The Flashback Trojan uses ad click hijacking to rake in the money
The Flashback Trojan that has been attacking Mac computers these past few months has been generating a huge amount of money for its authors, according to Symantec.
The security firm has been taking a close look at the malware, called OSX.Flashback.K, and claimed that "revenue generation" was the end goal of whoever wrote and released it into the wild.
It includes an ad-clicking component that installs itself in Chrome, Firefox, and Safari and intercepts all GET and POST requests from the browser, as well as certain search queries. When that search term is entered, the unsuspecting user is redirected to a website which will pay the cyber crooks ad revenue.
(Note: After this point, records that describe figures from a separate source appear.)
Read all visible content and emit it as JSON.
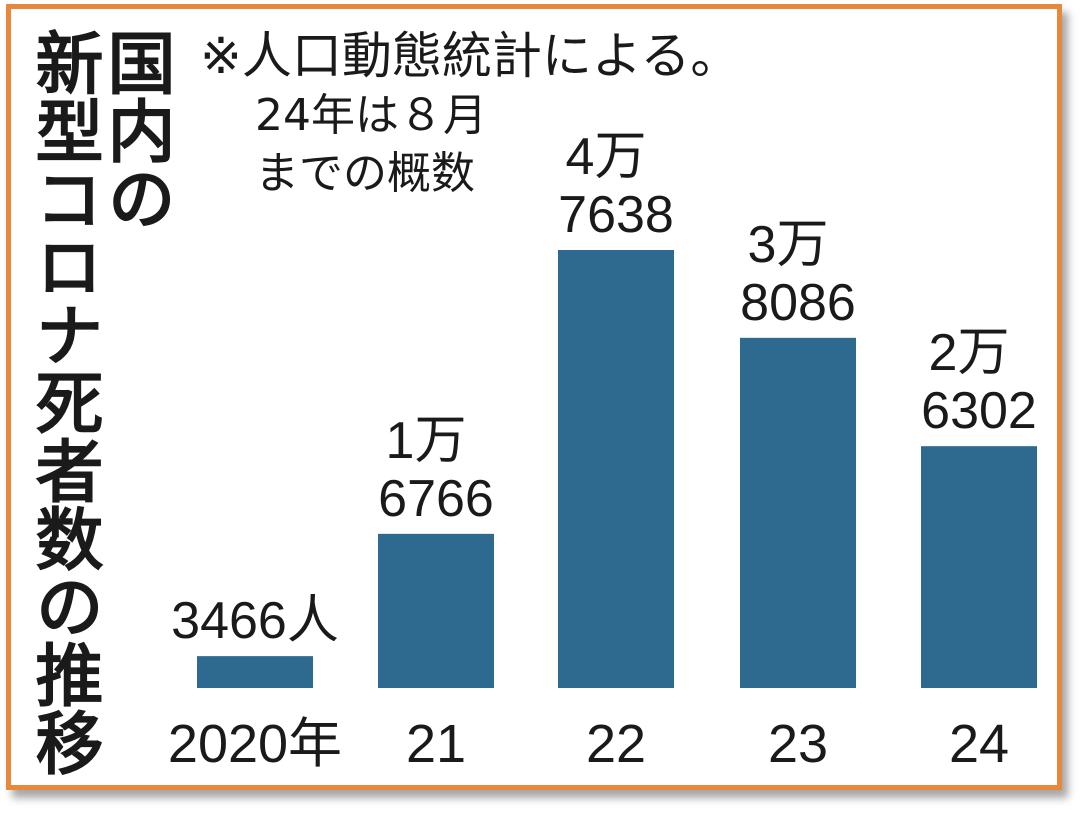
{
  "title": {
    "line1": "国内の",
    "line2": "新型コロナ死者数の推移"
  },
  "note": {
    "line1": "※人口動態統計による。",
    "line2": "24年は８月",
    "line3": "までの概数"
  },
  "colors": {
    "bar": "#2e6a8f",
    "frame": "#e8883a",
    "text": "#1a1a1a"
  },
  "chart_data": {
    "type": "bar",
    "categories": [
      "2020年",
      "21",
      "22",
      "23",
      "24"
    ],
    "values": [
      3466,
      16766,
      47638,
      38086,
      26302
    ],
    "data_labels": [
      [
        "3466人"
      ],
      [
        "1万",
        "6766"
      ],
      [
        "4万",
        "7638"
      ],
      [
        "3万",
        "8086"
      ],
      [
        "2万",
        "6302"
      ]
    ],
    "title": "国内の新型コロナ死者数の推移",
    "xlabel": "",
    "ylabel": "",
    "ylim": [
      0,
      47638
    ],
    "grid": false,
    "legend": "none"
  }
}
This ad-hijacking is nothing new, Symantec says, and similar cases have proved very profitable. "In an analysis of W32.Xpaj.B last August a botnet measuring in the region of 25,000 infections could generate the author up to $450 per day," the company said on its blog.
"Considering the Flashback Trojan measures in the hundreds of thousands, this figure could sharply rise to the order of $10000 per day," Symantec added.
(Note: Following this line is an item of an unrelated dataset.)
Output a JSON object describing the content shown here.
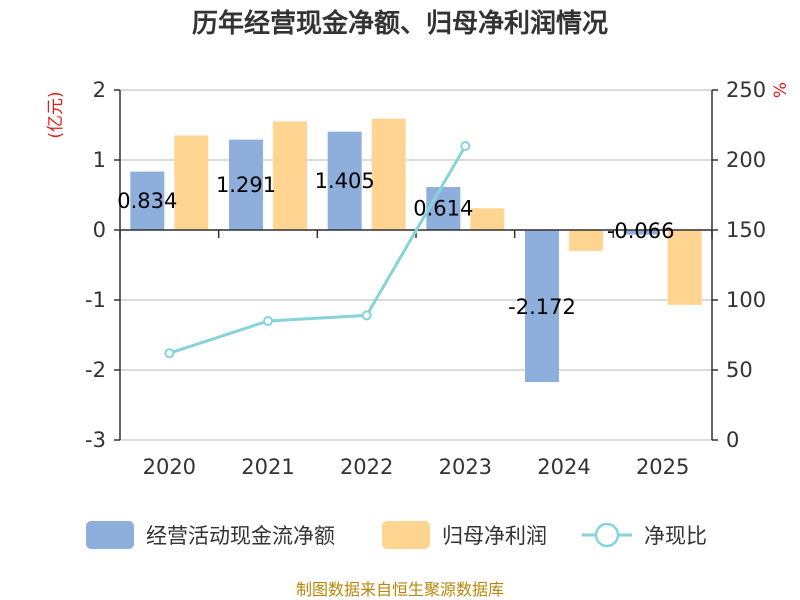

Symantec joined the list of companies that have suggested Apple could have acted faster to protect its users. The Java exploit the malware used to infect machines was patched by Oracle back in February, but Apple delayed pushing out an update.
"Unfortunately for Mac users, there was a large window of exposure since Apple's patch for this vulnerability was not available for six weeks," Symantec said. "This window of opportunity helped the Flashback Trojan to infect Macs on a large scale. The Flashback authors took advantage of the gap between Oracle and Apple's patches by exploiting vulnerable websites."
This thought echoes those of Russia security giant Kaspersky Lab. The company's Chief Security Expert, Alexander Gostev, also blamed Apple.
"The three month delay in sending a security update was a bad decision on Apple's part," said Gostev. "Apple knew about this Java vulnerability for three months, and yet neglected to push through an update in all that time."
Kaspersky Lab founder and CEO Eugene Kaspersky went even further, claiming Apple is a full decade behind Microsoft when it comes to security, specifically the way it approaches the update and patching cycle.
"I think they are ten years behind Microsoft in terms of security," he told CBR recently. "Apple is now entering the same world as Microsoft has been in for more than 10 years: updates, security patches and so on. They will understand very soon that they have the same problems Microsoft had ten or 12 years ago. They will have to make changes in terms of the cycle of updates and so on and will be forced to invest more into their security audits for the software."
"That's what Microsoft did in the past after so many incidents like Blaster and the more complicated worms that infected millions of computers in a short time. They had to do a lot of work to check the code to find mistakes and vulnerabilities. Now it's time for Apple [to do that]," he added.